Pan’s Labyrinth Film Review

2006
Dir: Guillermo Del Toro
Script: Guillermo Del Toro
Cast:
Ivana Baquero, Doug Jones, Sergi López, Maribel Verdú, Ariadna Gil, Álex Angulo

In war torn post-Civil War Spain, Ofelia (Baquero) and her pregnant mother Carmen are taken under wing of the fascist and spiteful Captain Vidal (López). After discovering an ancient labyrinth in the nearby woods, Ofelia meets the faun Pan (Jones), who believes her to be the reincarnation of Princess Moanna, daughter to the king of the underworld, and assigns her three tasks to ensure her predecessor’s essence is intact.

Essentially a remake of Victor Erice’s Spirit of the Beehive, Pan’s Labyrinth is a labour of love stemmed from a fanatical childhood fascination with monsters, a visually grimy, gothic fairy tale reminiscent of Terry Gilliam’s finest. Wartime drama and mythical horror coexist with astonishing effect.

While Pan’s fantastical scenes are amalgamated from Guillermo Del Toro’s work on Chronos, Mimic and Hellboy, in tone and setting the film is closer to his most personal piece, The Devil’s Backbone, substituting the ghost-story elements for a harrowing, ethereal mythos that harkens back to the gruesome morality of pre-Grimm European children’s stories. Much like The Devil’s Backbone, the evil here is entirely human, the actions carried out under Captain Vidal’s callous rule resonant long after Pan’s creatures have sunk back into the shadows.

Pan's Labyrinth
Pan's Labyrinth

11-year old Ivana Baquero effortlessly leads an impeccable cast. Like much of Guillermo’s more intimate catalogue, there is a strong female presence throughout, with Maribel Verdú (Y Tu Mamá También) as Mercedes, the compassionate revolutionary and substitute maternal figure, providing a perspective from both sides, catalytic to the foreshadowed insurrection that will have devastating effects for all involved.
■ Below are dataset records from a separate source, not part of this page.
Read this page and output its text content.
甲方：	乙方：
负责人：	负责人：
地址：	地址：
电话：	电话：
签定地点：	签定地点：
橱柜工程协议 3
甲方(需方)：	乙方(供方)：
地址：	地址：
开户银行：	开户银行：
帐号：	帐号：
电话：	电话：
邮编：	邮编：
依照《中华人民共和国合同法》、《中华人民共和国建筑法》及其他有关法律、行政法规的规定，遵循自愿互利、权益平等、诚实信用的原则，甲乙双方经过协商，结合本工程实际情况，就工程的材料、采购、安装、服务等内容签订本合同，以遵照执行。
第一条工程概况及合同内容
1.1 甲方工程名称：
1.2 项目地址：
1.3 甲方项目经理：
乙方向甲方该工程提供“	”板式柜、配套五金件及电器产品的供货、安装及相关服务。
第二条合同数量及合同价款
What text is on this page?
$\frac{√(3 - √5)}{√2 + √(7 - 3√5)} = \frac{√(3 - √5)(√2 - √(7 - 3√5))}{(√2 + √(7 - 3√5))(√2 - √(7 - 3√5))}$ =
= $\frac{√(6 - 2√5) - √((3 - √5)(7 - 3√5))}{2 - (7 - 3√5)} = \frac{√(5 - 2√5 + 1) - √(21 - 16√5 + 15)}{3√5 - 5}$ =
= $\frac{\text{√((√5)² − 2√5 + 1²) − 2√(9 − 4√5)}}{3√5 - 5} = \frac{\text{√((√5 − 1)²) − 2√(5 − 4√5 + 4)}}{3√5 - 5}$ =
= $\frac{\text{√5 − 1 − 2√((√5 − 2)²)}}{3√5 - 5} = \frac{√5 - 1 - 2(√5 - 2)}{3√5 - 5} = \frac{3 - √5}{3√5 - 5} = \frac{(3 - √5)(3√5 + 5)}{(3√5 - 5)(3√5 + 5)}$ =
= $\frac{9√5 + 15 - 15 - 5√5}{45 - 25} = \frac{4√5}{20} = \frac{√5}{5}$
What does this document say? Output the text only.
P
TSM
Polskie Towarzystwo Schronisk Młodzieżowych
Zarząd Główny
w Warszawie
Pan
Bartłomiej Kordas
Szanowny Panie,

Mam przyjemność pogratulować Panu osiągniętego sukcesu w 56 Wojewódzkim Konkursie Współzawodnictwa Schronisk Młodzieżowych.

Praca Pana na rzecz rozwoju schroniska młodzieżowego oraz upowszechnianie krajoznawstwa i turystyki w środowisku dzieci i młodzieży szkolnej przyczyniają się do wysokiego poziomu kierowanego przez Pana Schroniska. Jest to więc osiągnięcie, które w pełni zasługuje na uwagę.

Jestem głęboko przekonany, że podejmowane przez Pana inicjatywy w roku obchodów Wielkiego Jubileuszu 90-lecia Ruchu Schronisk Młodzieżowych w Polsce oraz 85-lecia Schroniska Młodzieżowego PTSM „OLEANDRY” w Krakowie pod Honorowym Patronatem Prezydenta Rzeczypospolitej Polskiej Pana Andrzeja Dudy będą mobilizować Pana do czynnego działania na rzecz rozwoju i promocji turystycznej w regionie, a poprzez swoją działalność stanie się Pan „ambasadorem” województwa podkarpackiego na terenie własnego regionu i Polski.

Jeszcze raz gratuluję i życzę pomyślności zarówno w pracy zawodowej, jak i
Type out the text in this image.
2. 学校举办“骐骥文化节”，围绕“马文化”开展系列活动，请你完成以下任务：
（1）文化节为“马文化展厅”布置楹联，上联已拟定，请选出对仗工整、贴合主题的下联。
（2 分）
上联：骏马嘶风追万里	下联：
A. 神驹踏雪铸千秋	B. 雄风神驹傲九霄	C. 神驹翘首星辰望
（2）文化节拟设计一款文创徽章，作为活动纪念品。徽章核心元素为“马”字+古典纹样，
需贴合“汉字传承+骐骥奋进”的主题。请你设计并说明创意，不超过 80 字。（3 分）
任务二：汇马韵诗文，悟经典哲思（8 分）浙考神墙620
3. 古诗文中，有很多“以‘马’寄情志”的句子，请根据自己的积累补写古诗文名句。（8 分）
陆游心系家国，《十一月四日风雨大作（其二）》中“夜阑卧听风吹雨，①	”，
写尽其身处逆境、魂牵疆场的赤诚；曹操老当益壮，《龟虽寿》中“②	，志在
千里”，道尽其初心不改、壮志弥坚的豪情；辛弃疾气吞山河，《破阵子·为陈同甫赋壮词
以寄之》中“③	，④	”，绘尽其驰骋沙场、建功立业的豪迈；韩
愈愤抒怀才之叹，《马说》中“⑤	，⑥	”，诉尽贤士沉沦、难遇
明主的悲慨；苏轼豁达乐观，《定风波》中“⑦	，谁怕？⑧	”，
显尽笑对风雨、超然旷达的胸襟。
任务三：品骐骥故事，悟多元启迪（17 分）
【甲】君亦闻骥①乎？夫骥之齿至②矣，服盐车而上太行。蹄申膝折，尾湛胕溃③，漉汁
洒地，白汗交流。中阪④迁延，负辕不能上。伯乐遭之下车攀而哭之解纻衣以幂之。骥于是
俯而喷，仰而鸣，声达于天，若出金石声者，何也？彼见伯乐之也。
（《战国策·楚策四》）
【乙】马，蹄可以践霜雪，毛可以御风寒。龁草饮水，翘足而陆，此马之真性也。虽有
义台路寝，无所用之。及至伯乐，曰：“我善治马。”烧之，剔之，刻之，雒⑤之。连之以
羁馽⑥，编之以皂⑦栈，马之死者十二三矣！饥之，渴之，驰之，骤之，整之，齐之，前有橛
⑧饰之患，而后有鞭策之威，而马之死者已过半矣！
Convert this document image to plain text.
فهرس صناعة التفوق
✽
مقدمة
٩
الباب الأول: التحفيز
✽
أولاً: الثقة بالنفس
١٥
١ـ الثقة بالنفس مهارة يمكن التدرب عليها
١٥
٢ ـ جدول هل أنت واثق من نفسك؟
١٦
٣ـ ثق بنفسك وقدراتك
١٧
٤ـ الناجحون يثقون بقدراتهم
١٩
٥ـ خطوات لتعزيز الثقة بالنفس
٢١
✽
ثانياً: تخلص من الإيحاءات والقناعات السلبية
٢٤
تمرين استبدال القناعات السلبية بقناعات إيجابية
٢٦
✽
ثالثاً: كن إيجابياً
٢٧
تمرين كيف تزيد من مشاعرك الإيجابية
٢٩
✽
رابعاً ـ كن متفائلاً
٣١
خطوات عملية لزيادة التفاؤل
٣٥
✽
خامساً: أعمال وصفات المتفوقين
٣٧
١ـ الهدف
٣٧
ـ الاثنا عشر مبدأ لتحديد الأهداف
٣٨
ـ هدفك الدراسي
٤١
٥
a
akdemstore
Young Ofeila’s rite of passage barely affects Vidal’s efforts against the rebels; she is simply another inevitable victim.

Doug Jones (Hellboy’s Abe Sapien) performs dual monster roles; the benevolent, earthly Pan and the briefly seen but unforgettable Pale Man. Sergi López plays the emotionally vacant Vidal with a simmering, concealed intensity that makes the character as intriguing and unpredictable as he is despicable.

Indicated from the first scene, Ofelia’s journey will not end happily ever after. It’s this tragic, textual and heart-breaking gravitas that solidifies Pan’s as an instant classic. Del Toro’s elaborate, visionary fantasies play second fiddle to an intimate portrayal of the irrepressible idealism of youth during volatile times. Are the fantasy sequences real? It really doesn’t matter.

Pan’s Labyrinth offers a unique twist on multiple genres, a fairy tale for grown-ups about the power of the imagination against fascist rule, of free spirit overcoming all adversity, through life and beyond. Revolutionary.